Ich würde das Gerät abholen. Aber ich wohne als Student in NRW und hab kein Auto bzw möchte ungern nach Hamburg fahren deswegen.


----------



## XE85 (20. Dezember 2016)

*AW: Wie vertrauenswürdig ist der Verkäufer?*

Wenn man sich unsicher ist kann man bei solchen Plattformen eigentlich nur zu einem Raten: selbst abholen, Ware gegen Bares, fertig.


----------



## Dellwin (20. Dezember 2016)

*AW: Wie vertrauenswürdig ist der Verkäufer?*

Aja noch was zu erwähnen, die Anzeige von dem Verkäufer sah bei Kleinanzeigen so aus. 
Also bei Ort steht wieder Hamburg, wobei man ja das natürlich faken könnte per VPN. 

Außerdem steht ja da, das man den 3DS auch besichtigen könnte. 

Wäre das nicht ein Indiz dafür, daß er vertrauenswürdig ist? 




			Dieser Inhalt steht nur eingeloggten Mitgliedern zur Verfügung.


----------



## -Shorty- (20. Dezember 2016)

*AW: Wie vertrauenswürdig ist der Verkäufer?*

Die Entscheidung nimmt dir keiner ab.
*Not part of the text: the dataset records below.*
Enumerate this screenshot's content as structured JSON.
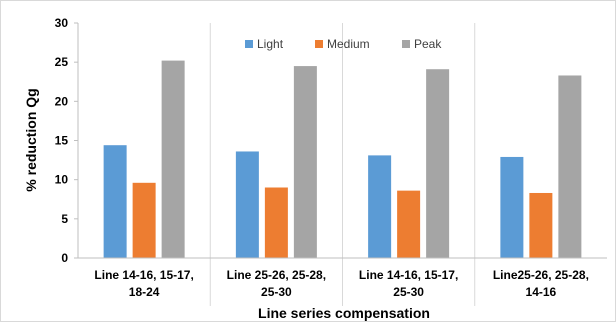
{
  "chart_data": {
    "type": "bar",
    "title": "",
    "xlabel": "Line series compensation",
    "ylabel": "% reduction Qg",
    "ylim": [
      0,
      30
    ],
    "yticks": [
      0,
      5,
      10,
      15,
      20,
      25,
      30
    ],
    "grid": false,
    "legend_position": "top-center",
    "categories": [
      [
        "Line 14-16, 15-17,",
        "18-24"
      ],
      [
        "Line 25-26, 25-28,",
        "25-30"
      ],
      [
        "Line 14-16, 15-17,",
        "25-30"
      ],
      [
        "Line25-26, 25-28,",
        "14-16"
      ]
    ],
    "series": [
      {
        "name": "Light",
        "color": "#5b9bd5",
        "values": [
          14.4,
          13.6,
          13.1,
          12.9
        ]
      },
      {
        "name": "Medium",
        "color": "#ed7d31",
        "values": [
          9.6,
          9.0,
          8.6,
          8.3
        ]
      },
      {
        "name": "Peak",
        "color": "#a5a5a5",
        "values": [
          25.2,
          24.5,
          24.1,
          23.3
        ]
      }
    ]
  }
}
Denke aber die Umstände sprechen erstmal für den Verkäufer. Letztlich hast du das Gerät aber nie live gesehen, es bleibt die Möglichkeit von nicht benannten Defekten, bis zum Totalausfall. (Das war dann die böse Post, vorher ging er noch. )  😂

Hab ich schon erwähnt, hab meine Fanatec Wheel+ Pedale  + Ständer auch von den Kleinanzeigen, frag nicht wie ich da geschwitzt hab, bei über  300€. Immerhin hatte ich die Möglichkeit dort notfalls vorbei zu fahren. Aber 350km pro Strecke...


----------



## Dellwin (21. Dezember 2016)

*AW: Wie vertrauenswürdig ist der Verkäufer?*

Ja klar wäre es mir auch am Liebsten,dass ich pers. dahinfahren kann. Aber leider wohnt der Verkäufer in Hamburg und ich kann da nichts machen.
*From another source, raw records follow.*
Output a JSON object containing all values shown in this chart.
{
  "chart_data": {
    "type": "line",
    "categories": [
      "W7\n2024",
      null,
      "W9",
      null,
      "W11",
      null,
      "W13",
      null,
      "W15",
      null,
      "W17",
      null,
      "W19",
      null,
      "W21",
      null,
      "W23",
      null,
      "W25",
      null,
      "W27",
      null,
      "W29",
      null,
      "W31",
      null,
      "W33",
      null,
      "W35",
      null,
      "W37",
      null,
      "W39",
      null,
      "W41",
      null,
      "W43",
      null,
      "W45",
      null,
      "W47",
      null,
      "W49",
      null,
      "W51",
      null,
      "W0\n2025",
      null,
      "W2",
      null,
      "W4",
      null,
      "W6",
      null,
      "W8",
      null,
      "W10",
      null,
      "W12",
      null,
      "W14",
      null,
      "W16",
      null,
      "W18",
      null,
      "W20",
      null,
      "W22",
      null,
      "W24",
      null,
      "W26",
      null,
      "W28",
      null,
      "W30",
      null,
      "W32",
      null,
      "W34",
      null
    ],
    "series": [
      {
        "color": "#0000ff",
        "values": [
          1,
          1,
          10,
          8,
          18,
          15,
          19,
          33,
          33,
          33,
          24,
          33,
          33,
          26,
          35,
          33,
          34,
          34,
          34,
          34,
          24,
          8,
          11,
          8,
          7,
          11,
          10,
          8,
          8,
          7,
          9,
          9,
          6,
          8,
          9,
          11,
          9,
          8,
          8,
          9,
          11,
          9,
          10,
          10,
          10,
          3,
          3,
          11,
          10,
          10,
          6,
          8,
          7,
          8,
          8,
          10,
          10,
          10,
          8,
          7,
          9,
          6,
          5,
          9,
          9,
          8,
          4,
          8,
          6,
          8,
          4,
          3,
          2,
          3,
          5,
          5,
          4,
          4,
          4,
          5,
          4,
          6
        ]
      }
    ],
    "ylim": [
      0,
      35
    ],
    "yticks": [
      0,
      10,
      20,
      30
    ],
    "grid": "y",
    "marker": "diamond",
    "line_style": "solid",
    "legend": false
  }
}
Er hatte ja in seiner Anzeige geschrieben,dass der 3DS vor Ort getestet werden kann. Daher macht es mich stutzig,ob ich es doch riskieren soll oder nicht.


----------



## Matze135 (21. Dezember 2016)

*AW: Wie vertrauenswürdig ist der Verkäufer?*

Ich habe aauch mal einen gehabt der Überweisung wollte.
Den habe ich gefragt ob er auch Paypal machen würde. Wir haben uns dann die Gebühren Geteilt und er machte es doch.
Freund von mir Kauft da auch viel und hatte nie Probleme. Ich schaue Lieber das ich es Abholen kann.
Risiko hat man bei so Sachen immer. Aber es muß nicht jeder ein Beetrüger sein.


Auf der anderen Seite, du hast auch solche Käufer.
Die Kaufen das Zeug, haben keine Ahnung wie es Funktioniert und machen Ärger.
Hatte ich Persönlich 2 mal. Da Überlegt man sich auch ob man Paypal anbietet.. Am Schluß ist Geld und dein Zeug weg.


----------



## dekay55 (21. Dezember 2016)

*AW: Wie vertrauenswürdig ist der Verkäufer?*

Wenn ich mir das so durchlesen, lieber TE du machst dich jetz seit 24 stunden verrückt. Jetz stell dir mal vor du gehst darauf ein, du musst warten bis das Geld bei ihm verbucht ist, bis er das Teil zum Versand gebracht hat, bis das Teil bei dir ist. Wenn du jetz schon so unsicher bist dann wird die Zeit nicht angenehm in der alles ungewiss ist. 
Reinfallen kann man immer, ich hab dieses Jahr auch 300€ in den Wind geballert passieren kann dir das immer, aber die Regel ist es nicht, nicht jeder Mensch ist ein Arsch, nicht jeder Arsch ist ein Mensch  
Noch ist es so das es mehr gute Menschen gibt als Schlechte gott sei dank. Ich gebe dir aber einen Tipp, mach nur über Paypal so sachen. 

Und achte bisl auf die Anzeigen, wenn das Teil besonders billig ist und dann schon Tage oder Wochenlang in den Kleinanzeigen gelistet ist obwohl es was begehrtes ist, dann finger weg, oder nen bekannten aus nem Forum oder Familie der da in der Naehe wohnt das er das für dich Persönlich kauft und dir dann zusendet.. 
So mach ich das ziemlich oft sogar.

Aber das aller wichtigste bei solchen geschichten ist mein Bauchgefühl, wenn mir das schon sagt "vorsicht" dann lass ich es komplett, kostet mir zu viel Nerven dann.


----------



## Dellwin (21. Dezember 2016)

*AW: Wie vertrauenswürdig ist der Verkäufer?*

Ja ihr habt Beide Recht. Hab ihn gefragt wegen PayPal, er meinte er hätte Keins.


----------